- Also known as: Chuckfamous
- Origin: New Orleans, Louisiana, United States
- Genres: Odd soul, glam
- Years active: 1998–present

= Adam LaClave =

American musician and singer

Adam LaClave is an American musician and singer. He was one of the vocalists and songwriters for the Christian band Earthsuit. The group's only major-label album, Kaleidoscope Superior, was critically successful. However, the band broke up soon afterward. LaClave formed a new band called Macrosick, along with bassist Jon Allen, with former Earthsuit Members Paul Meany, Darren King, and Mutemath guitarist Greg Hill helping to give it a start. But the band went on hiatus in 2005 due to Hurricane Katrina. Recently, LaClave has formed a new group with Allen called Club of the Sons. They have opened for Paul Meany's group, Mutemath on occasion. He is currently working on solo material under the alias Charlie Blacksmoke.

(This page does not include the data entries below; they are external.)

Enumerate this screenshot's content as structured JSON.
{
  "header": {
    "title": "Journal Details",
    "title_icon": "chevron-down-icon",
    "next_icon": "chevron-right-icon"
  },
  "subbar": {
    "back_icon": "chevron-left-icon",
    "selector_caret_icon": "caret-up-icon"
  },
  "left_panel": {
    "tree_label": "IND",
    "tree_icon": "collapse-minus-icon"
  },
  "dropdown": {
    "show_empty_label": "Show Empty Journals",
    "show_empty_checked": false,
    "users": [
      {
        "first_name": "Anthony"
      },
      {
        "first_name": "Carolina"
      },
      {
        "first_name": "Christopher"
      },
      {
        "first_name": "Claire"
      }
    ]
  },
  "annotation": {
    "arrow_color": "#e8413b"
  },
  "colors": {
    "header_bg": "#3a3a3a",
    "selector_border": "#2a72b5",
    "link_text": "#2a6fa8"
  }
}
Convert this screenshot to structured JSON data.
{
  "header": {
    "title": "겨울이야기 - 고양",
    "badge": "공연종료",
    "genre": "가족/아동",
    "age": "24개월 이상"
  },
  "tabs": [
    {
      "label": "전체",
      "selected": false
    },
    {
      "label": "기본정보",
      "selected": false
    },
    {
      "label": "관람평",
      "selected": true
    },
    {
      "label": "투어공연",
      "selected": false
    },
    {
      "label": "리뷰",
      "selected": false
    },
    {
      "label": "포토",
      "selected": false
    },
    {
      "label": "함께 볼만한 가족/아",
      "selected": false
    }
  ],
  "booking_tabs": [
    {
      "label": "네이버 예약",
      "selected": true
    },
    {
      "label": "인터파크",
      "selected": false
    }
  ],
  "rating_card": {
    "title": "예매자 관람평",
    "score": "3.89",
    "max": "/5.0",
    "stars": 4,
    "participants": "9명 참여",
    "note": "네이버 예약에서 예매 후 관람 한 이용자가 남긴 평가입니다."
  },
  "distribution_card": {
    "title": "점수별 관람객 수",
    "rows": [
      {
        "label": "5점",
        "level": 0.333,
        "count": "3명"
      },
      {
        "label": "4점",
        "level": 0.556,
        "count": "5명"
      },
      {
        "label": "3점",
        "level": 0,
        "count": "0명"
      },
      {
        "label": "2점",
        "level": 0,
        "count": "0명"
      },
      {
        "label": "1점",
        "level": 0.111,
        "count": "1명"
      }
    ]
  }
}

LaClave's baritone vocals have been compared to that of David Bowie, as well as David Byrne of Talking Heads, and he is also known for his vibrato. LaClave rarely shows his eyes while on stage. While performing with Earthsuit and Macrosick, he wore large sunglasses. Currently, he lets his fringe cover his eyes during concerts with Club of the Sons.

Adam LaClave has also co-written several Mutemath songs such as "Control," "Electrify," "Prytania," and the title track of their 2011 album Odd Soul.